Because he cracked it all open. He brought forth the edgy and subversive world of kitchens and restaurants and he changed the way we looked at and talked about food.
But we also have to talk about the darkness, because we owe him that. We have to talk about the way that the restaurant world can be a gift and a curse. For those of us who don’t fit on “traditional” career paths or have everything lined up perfectly upon graduating school, the industry beckons with a promise of the counterculture life—loose on rules, vibrating with energy. It welcomes the ambitious and the misfit equally. Work these hot-sweaty-demanding jobs, and without a college degree you can make enough money to own a house. Dishwashers can rise to the rank of CEO, heroin-tracked line cooks can become best-selling authors and global personalities. That’s the gift.
The curse is more subtle. It rattles around in the 4 a.m. hour when the mainstream world is sleeping and the industry is letting off steam under no one’s gaze. It’s seductive to own the world at that hour, it keeps you there longer than you thought it would.
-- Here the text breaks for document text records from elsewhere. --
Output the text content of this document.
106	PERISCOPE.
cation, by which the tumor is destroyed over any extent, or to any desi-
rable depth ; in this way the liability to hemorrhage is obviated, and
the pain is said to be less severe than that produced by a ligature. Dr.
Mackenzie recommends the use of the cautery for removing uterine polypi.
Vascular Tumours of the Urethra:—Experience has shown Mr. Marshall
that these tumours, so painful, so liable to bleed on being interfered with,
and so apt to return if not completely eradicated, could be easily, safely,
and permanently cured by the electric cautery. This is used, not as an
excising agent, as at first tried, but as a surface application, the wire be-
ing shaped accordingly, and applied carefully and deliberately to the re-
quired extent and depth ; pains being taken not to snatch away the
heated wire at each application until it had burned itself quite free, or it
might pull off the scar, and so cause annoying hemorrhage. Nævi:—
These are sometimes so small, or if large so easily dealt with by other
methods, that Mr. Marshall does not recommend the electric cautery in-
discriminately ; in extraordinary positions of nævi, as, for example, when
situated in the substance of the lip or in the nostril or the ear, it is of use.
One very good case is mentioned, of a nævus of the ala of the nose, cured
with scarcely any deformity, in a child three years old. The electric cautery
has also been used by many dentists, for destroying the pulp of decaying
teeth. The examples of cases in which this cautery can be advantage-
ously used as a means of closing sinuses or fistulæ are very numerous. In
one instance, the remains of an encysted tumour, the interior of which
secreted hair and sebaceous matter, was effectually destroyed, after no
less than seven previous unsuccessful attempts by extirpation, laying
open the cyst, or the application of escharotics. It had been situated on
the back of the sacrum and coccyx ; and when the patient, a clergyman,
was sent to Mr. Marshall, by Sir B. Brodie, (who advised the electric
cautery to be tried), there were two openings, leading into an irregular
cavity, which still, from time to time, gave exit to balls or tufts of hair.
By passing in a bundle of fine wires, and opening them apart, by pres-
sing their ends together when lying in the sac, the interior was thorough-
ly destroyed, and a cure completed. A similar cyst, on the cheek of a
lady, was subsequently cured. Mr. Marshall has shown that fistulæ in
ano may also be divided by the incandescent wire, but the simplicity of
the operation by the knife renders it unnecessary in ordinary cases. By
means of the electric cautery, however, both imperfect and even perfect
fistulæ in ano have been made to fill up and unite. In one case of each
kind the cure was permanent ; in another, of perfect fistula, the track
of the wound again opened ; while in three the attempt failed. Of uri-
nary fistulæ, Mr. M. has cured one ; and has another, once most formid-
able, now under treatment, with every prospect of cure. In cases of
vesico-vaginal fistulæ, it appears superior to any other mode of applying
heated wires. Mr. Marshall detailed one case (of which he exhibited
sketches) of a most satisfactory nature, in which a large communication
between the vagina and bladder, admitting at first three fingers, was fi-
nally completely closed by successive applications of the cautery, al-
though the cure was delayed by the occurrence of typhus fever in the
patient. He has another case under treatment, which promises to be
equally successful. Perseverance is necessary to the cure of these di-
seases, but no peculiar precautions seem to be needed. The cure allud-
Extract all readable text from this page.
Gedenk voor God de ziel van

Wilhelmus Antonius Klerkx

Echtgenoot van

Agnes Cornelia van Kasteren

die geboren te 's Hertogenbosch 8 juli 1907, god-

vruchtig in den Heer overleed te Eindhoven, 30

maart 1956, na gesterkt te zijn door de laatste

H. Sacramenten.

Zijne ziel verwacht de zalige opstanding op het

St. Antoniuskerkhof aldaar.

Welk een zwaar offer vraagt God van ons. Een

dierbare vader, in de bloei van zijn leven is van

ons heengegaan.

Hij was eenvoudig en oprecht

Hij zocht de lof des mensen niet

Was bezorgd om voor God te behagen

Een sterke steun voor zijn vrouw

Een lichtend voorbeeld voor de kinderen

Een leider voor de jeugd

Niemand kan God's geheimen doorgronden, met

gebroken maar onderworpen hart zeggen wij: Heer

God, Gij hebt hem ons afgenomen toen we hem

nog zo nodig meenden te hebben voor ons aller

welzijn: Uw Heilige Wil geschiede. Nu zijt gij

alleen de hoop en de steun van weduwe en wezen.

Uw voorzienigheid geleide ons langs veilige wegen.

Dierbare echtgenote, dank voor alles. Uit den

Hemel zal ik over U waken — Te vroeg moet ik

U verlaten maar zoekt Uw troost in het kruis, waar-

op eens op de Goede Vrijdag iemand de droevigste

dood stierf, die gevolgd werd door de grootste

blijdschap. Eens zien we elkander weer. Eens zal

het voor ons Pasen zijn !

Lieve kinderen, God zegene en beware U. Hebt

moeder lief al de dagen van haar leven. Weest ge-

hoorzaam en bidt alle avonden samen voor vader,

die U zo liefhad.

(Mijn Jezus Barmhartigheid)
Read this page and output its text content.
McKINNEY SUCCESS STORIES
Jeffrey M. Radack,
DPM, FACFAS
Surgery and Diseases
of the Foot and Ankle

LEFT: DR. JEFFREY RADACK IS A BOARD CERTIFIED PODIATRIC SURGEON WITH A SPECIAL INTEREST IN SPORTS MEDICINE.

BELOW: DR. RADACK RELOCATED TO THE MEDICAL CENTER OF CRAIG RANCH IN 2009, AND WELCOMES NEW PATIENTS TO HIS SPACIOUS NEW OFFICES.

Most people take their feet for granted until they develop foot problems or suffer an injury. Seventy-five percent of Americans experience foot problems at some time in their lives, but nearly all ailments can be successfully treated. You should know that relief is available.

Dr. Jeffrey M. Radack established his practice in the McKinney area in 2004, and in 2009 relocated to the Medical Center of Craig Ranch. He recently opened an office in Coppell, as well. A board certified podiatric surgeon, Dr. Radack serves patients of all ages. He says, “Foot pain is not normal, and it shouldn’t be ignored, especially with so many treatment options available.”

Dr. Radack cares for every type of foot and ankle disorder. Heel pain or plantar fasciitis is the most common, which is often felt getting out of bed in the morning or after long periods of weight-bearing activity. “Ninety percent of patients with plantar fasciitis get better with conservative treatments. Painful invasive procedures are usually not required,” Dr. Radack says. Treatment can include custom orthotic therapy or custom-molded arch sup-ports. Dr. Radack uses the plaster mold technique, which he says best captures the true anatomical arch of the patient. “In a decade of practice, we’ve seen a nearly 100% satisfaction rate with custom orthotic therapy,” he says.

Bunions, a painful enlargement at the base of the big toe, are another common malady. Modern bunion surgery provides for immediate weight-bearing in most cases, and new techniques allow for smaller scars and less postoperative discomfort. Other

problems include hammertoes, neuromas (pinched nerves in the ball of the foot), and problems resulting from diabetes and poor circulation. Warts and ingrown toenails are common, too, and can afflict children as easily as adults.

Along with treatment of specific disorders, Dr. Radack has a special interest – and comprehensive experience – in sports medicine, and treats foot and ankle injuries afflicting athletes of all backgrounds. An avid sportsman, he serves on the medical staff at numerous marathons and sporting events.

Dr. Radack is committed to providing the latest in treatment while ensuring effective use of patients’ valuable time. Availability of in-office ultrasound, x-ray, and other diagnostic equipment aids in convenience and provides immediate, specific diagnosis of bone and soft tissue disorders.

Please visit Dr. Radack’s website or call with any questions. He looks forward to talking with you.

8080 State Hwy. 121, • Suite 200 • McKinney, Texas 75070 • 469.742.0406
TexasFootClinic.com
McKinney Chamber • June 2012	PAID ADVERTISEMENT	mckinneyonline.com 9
The darkness creeps in every time someone asks you what your real job is, every time someone driving a Bentley stiffs you on a tip, when after busting your ass all night you do the math and you still don’t know how you’ll keep the doors open and your people employed. But because you’re misfits, you wear the darkness like a badge of honor and you take enough drinks to get to the next day. And you don’t talk about it. And you don’t say its name.
I remember when Jon Radle, the beloved chef at the old Grand Café “died unexpectedly” in 2010. Nowhere in print, nowhere in broadcast did it ever say that he took his own life—though we in the industry all knew it. I felt so ashamed that I knew it and couldn’t write it, and that his people wanted to pretend the darkness didn’t exist. It was saying it shouldn't exist in any of us.
That’s part of what makes Bourdain so hard for all your restaurant friends today. He was a misfit, and he owned that status—championed it, really. But he seemed to have faced the darkness and wrangled it to a place where it couldn’t win. There’s hope in that when you’re chopping cilantro in the trenches.
But the lesson he taught us today is that the darkness can still come. Despite your money and influence and “success” and number of likes and importance. I just hope it’s not his last lesson.
One of his more famous quotes is “As you move through this life and this world you change things slightly, you leave marks behind, however small.” As I’ve spent the day on my industry-stacked feeds, I see so much raw sadness and despair, but I also see hope. The pain is being named and called out. There is no shame, there is no desire to keep it hidden. It feels like people want to own all of the imperfect, unfair mess so that they don't have to carry it silently.
Change has been coming in town. Just last week I had a very open and public chat with a chef about the need to redefine the mental struggles in the industry. Anne Spaeth of The Lynhall recently hosted a few events and dinners in a Nourish Series, in which speakers and cooks talked about addressing mental health through food. There was a specific industry-only night that easily filled up, and proceeds from all events go to benefit The Long Table Fund, which works to empower those in the restaurant industry affected by trauma, mental health issues, and chemical dependency. Nalini Mehta is an Ayurvedic chef who has landed in town, and offered a special industry dinner to those who sought to balance the chaos of the kitchen with the healing properties of Indian cooking.
But hoping that people reach out to get help isn't enough. We need to flip the badge. We need to honor those who speak up, get help, and give help. I truly believe there is such a thing as a healthy misfit.
My hope is that this is Bourdain’s last gift to us, that he’s cracked it all open again. That we in the food industry never look at or talk about mental illness and the darkness in the same hushed tones again.